La Biblioteca Alessandrina fu fondata il 20 aprile 1667 da papa Alessandro VII, attraverso apposita bolla pontificia, come biblioteca dello Studium Urbis, ovvero dell’Università di Roma, vocazione che mantiene tuttora. La biblioteca nacque con l’acquisizione di diverse raccolte precedenti, come quelle di eruditi e cardinali, e soprattutto la biblioteca dell’ultimo duca di Urbino, Francesco Maria II della Rovere. La Biblioteca fu subito un punto di riferimento per la cultura romana, e la sua raccolta negli anni continuò a essere incrementata, anche perché, nel 1715, papa Clemente XI stabilì per la biblioteca l’obbligo di deposito (ogni opera che veniva pubblicata dalla tipografia dell’Università della Sapienza doveva avere per legge un esemplare destinato alla Biblioteca Alessandrina). Questa particolarità, assieme al fatto che i docenti che insegnavano alla Sapienza hanno lasciato all’Alessandrina i loro quaderni, hanno fatto della biblioteca un punto di riferimento per gli studi sulla storia dell’Università di Roma. Dopo l’annessione dello Stato Pontificio al Regno d’Italia, la biblioteca visse un periodo di grandi difficoltà, solo in parte risolte dalla reintroduzione del deposito delle copie d’obbligo che era stato interrotto negli anni precedenti. In epoca fascista, la biblioteca fu spostata dalla sede storica nel Palazzo della Sapienza alla città universitaria, nello stesso edificio che ospita il Rettorato, circostanza che permise all’istituto di contare su nuovi spazi e di ampliare ulteriormente le raccolte, con un’attività che continua ancora al giorno d’oggi. Dal 1975, infine, la biblioteca dipende dal Ministero dei beni culturali.

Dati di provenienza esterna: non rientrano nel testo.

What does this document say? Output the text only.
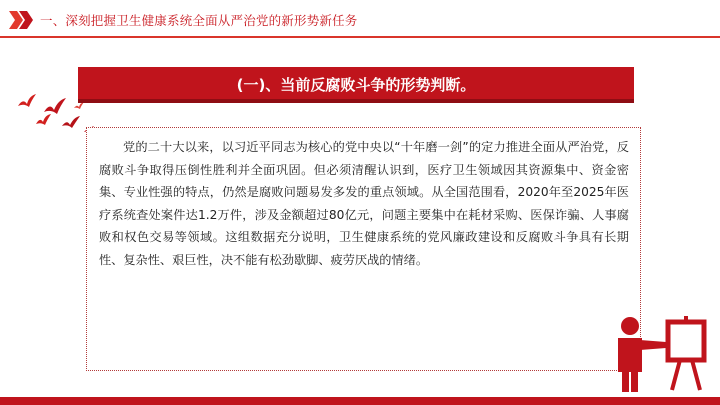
一、深刻把握卫生健康系统全面从严治党的新形势新任务
(一)、当前反腐败斗争的形势判断。

党的二十大以来，以习近平同志为核心的党中央以“十年磨一剑”的定力推进全面从严治党，反腐败斗争取得压倒性胜利并全面巩固。但必须清醒认识到，医疗卫生领域因其资源集中、资金密集、专业性强的特点，仍然是腐败问题易发多发的重点领域。从全国范围看，2020年至2025年医疗系统查处案件达1.2万件，涉及金额超过80亿元，问题主要集中在耗材采购、医保诈骗、人事腐败和权色交易等领域。这组数据充分说明，卫生健康系统的党风廉政建设和反腐败斗争具有长期性、复杂性、艰巨性，决不能有松劲歇脚、疲劳厌战的情绪。
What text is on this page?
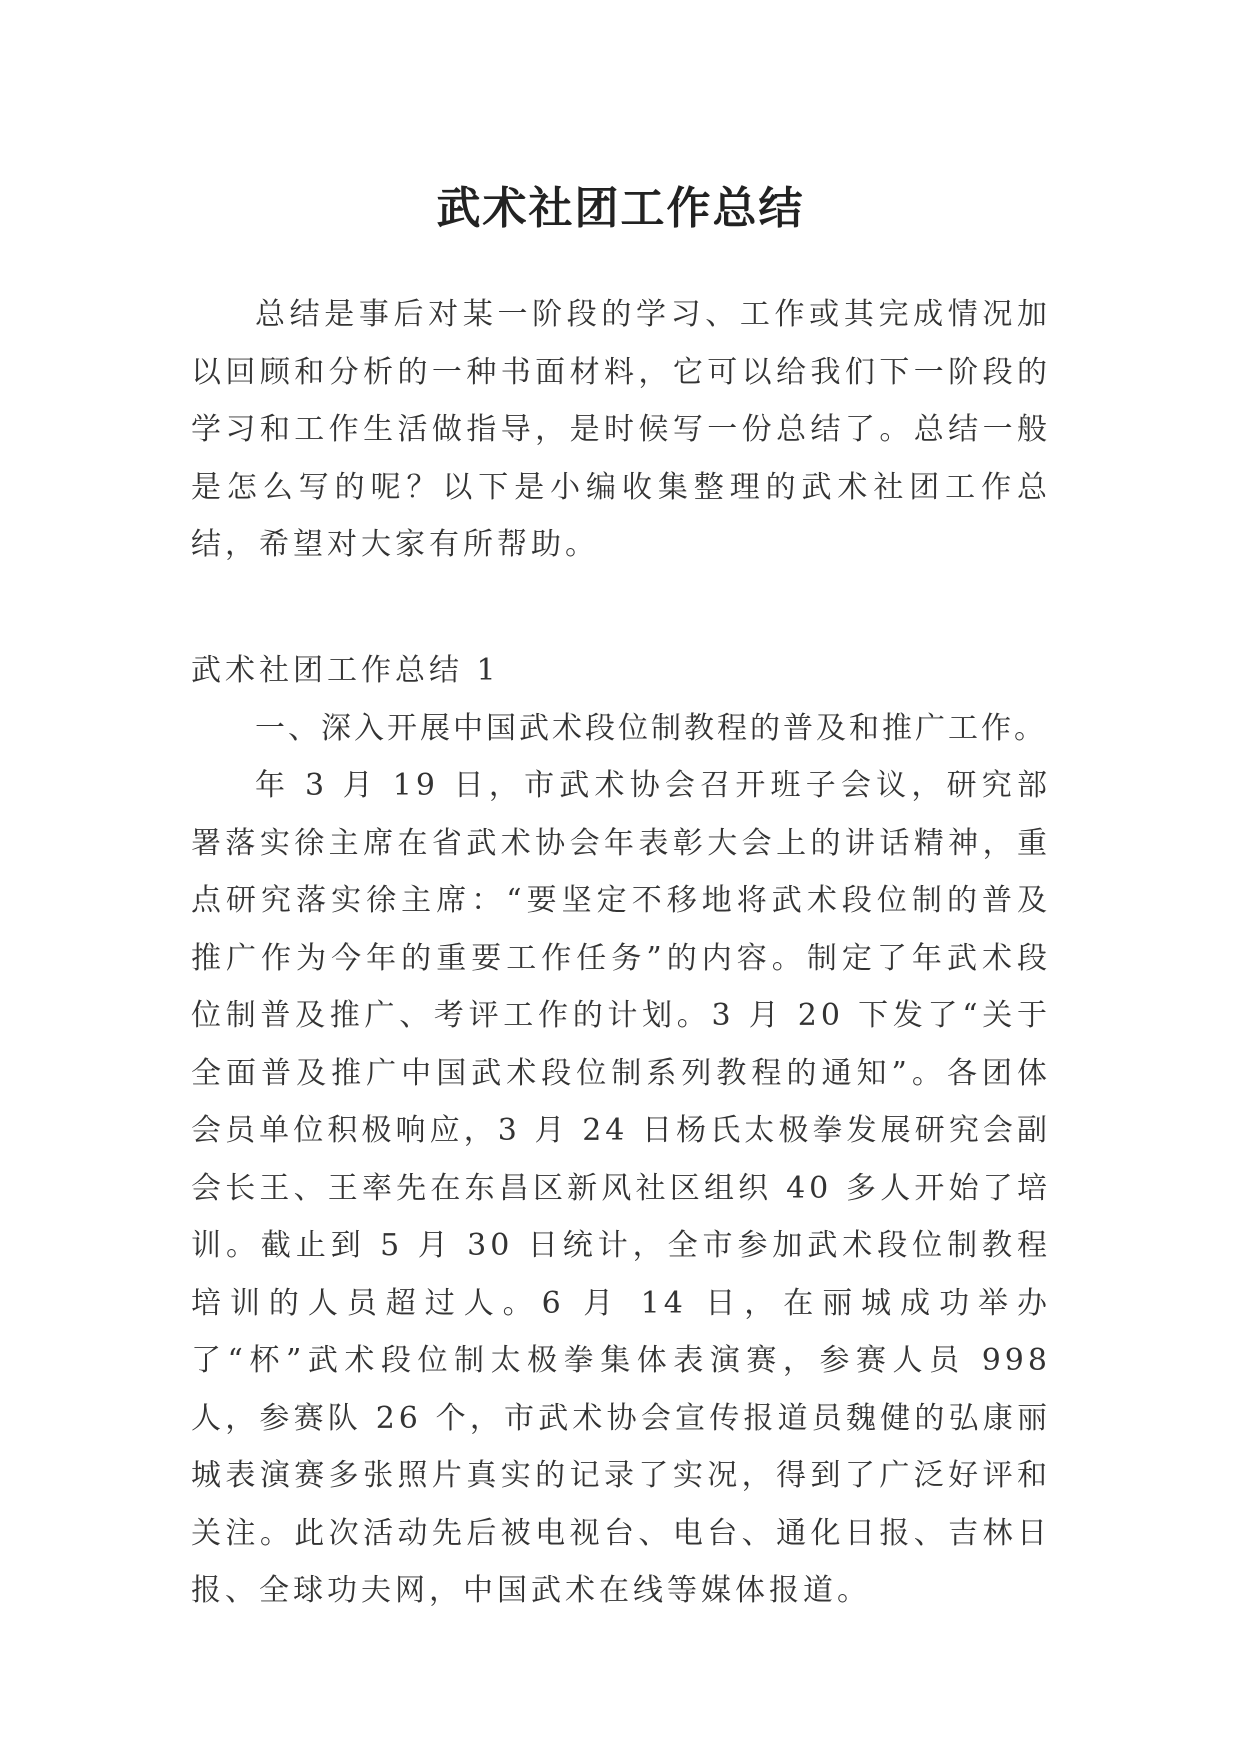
武术社团工作总结

总结是事后对某一阶段的学习、工作或其完成情况加以回顾和分析的一种书面材料，它可以给我们下一阶段的学习和工作生活做指导，是时候写一份总结了。总结一般是怎么写的呢？以下是小编收集整理的武术社团工作总结，希望对大家有所帮助。

武术社团工作总结 1

一、深入开展中国武术段位制教程的普及和推广工作。

年 3 月 19 日，市武术协会召开班子会议，研究部署落实徐主席在省武术协会年表彰大会上的讲话精神，重点研究落实徐主席：“要坚定不移地将武术段位制的普及推广作为今年的重要工作任务”的内容。制定了年武术段位制普及推广、考评工作的计划。3 月 20 下发了“关于全面普及推广中国武术段位制系列教程的通知”。各团体会员单位积极响应，3 月 24 日杨氏太极拳发展研究会副会长王、王率先在东昌区新风社区组织 40 多人开始了培训。截止到 5 月 30 日统计，全市参加武术段位制教程培训的人员超过人。6 月 14 日，在丽城成功举办了“杯”武术段位制太极拳集体表演赛，参赛人员 998 人，参赛队 26 个，市武术协会宣传报道员魏健的弘康丽城表演赛多张照片真实的记录了实况，得到了广泛好评和关注。此次活动先后被电视台、电台、通化日报、吉林日报、全球功夫网，中国武术在线等媒体报道。
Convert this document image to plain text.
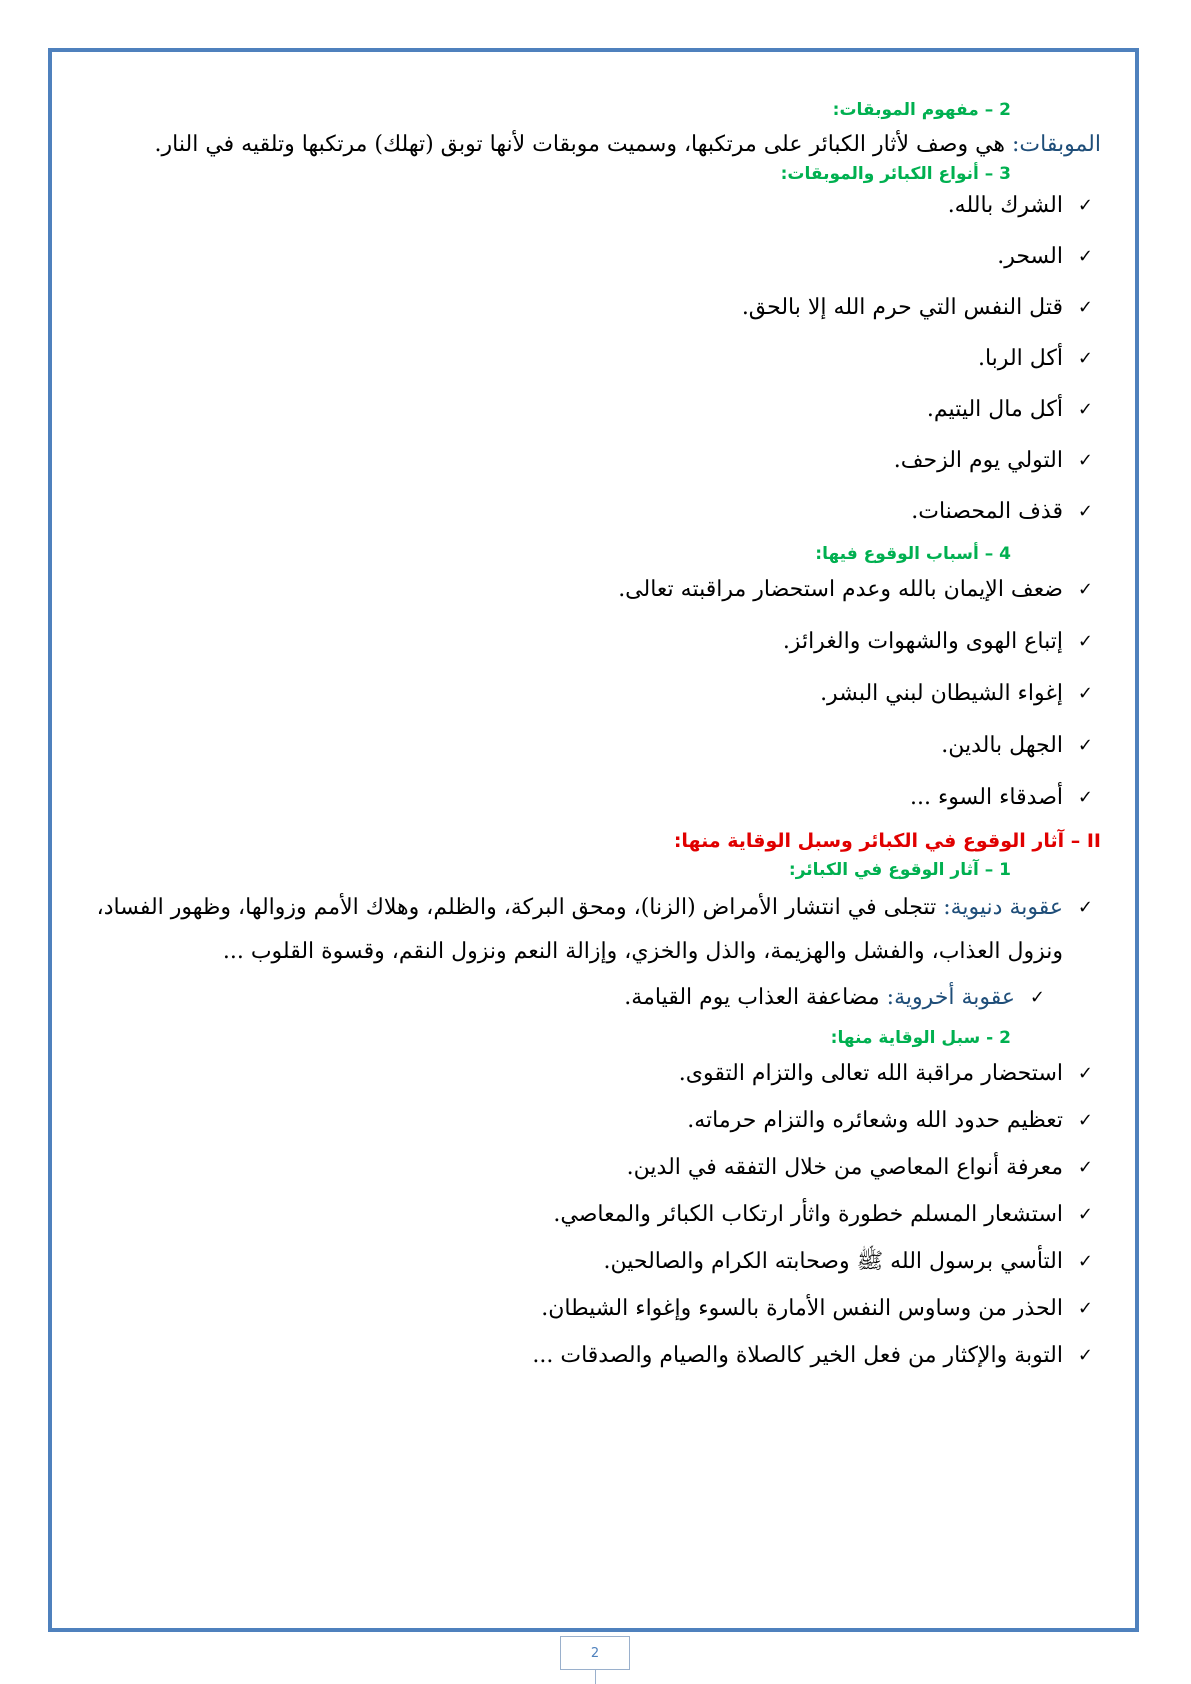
2 – مفهوم الموبقات:
الموبقات: هي وصف لأثار الكبائر على مرتكبها، وسميت موبقات لأنها توبق (تهلك) مرتكبها وتلقيه في النار.
3 – أنواع الكبائر والموبقات:
✓
الشرك بالله.
✓
السحر.
✓
قتل النفس التي حرم الله إلا بالحق.
✓
أكل الربا.
✓
أكل مال اليتيم.
✓
التولي يوم الزحف.
✓
قذف المحصنات.
4 – أسباب الوقوع فيها:
✓
ضعف الإيمان بالله وعدم استحضار مراقبته تعالى.
✓
إتباع الهوى والشهوات والغرائز.
✓
إغواء الشيطان لبني البشر.
✓
الجهل بالدين.
✓
أصدقاء السوء ...
II – آثار الوقوع في الكبائر وسبل الوقاية منها:
1 – آثار الوقوع في الكبائر:
✓
عقوبة دنيوية: تتجلى في انتشار الأمراض (الزنا)، ومحق البركة، والظلم، وهلاك الأمم وزوالها، وظهور الفساد، ونزول العذاب، والفشل والهزيمة، والذل والخزي، وإزالة النعم ونزول النقم، وقسوة القلوب ...
✓
عقوبة أخروية: مضاعفة العذاب يوم القيامة.
2 - سبل الوقاية منها:
✓
استحضار مراقبة الله تعالى والتزام التقوى.
✓
تعظيم حدود الله وشعائره والتزام حرماته.
✓
معرفة أنواع المعاصي من خلال التفقه في الدين.
✓
استشعار المسلم خطورة واثأر ارتكاب الكبائر والمعاصي.
✓
التأسي برسول الله ﷺ وصحابته الكرام والصالحين.
✓
الحذر من وساوس النفس الأمارة بالسوء وإغواء الشيطان.
✓
التوبة والإكثار من فعل الخير كالصلاة والصيام والصدقات ...
2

La Biblioteca conserva attualmente 452 manoscritti e numerosi autografi e carteggi, circa un milione di volumi ed opuscoli a stampa, tra cui 674 incunaboli, 15.000 edizioni del XVI secolo, periodici, giornali, disegni, incisioni, fotografie, manifesti e fogli volanti, carte geografiche, materiali multimediali. Oltre al Fondo antico (40.000 volumi e 10.000 miscellanee) al quale appartengono i fondi costitutivi (tra cui la “Libreria impressa” dei duchi di Urbino, il fondo Caetani, il Fondo Carpani...) ed il Fondo Alessandrino (acquisizioni successive fino all’Ottocento), la Biblioteca possiede i fondi provenienti dalle tre biblioteche delle Facoltà di Lettere, di Giurisprudenza e di Scienze politiche. Tra le raccolte principali, figurano la Collezione carducciana (500 volumi di opere di e su Carducci), la Collezione ciceroniana (205 volumi di edizioni ciceroniane del XVIII e del XIX secolo), la Collezione deleddiana (opere di e su Grazia Deledda), la Collezione leopardiana (1500 volumi e opuscoli di opere di e su Leopardi).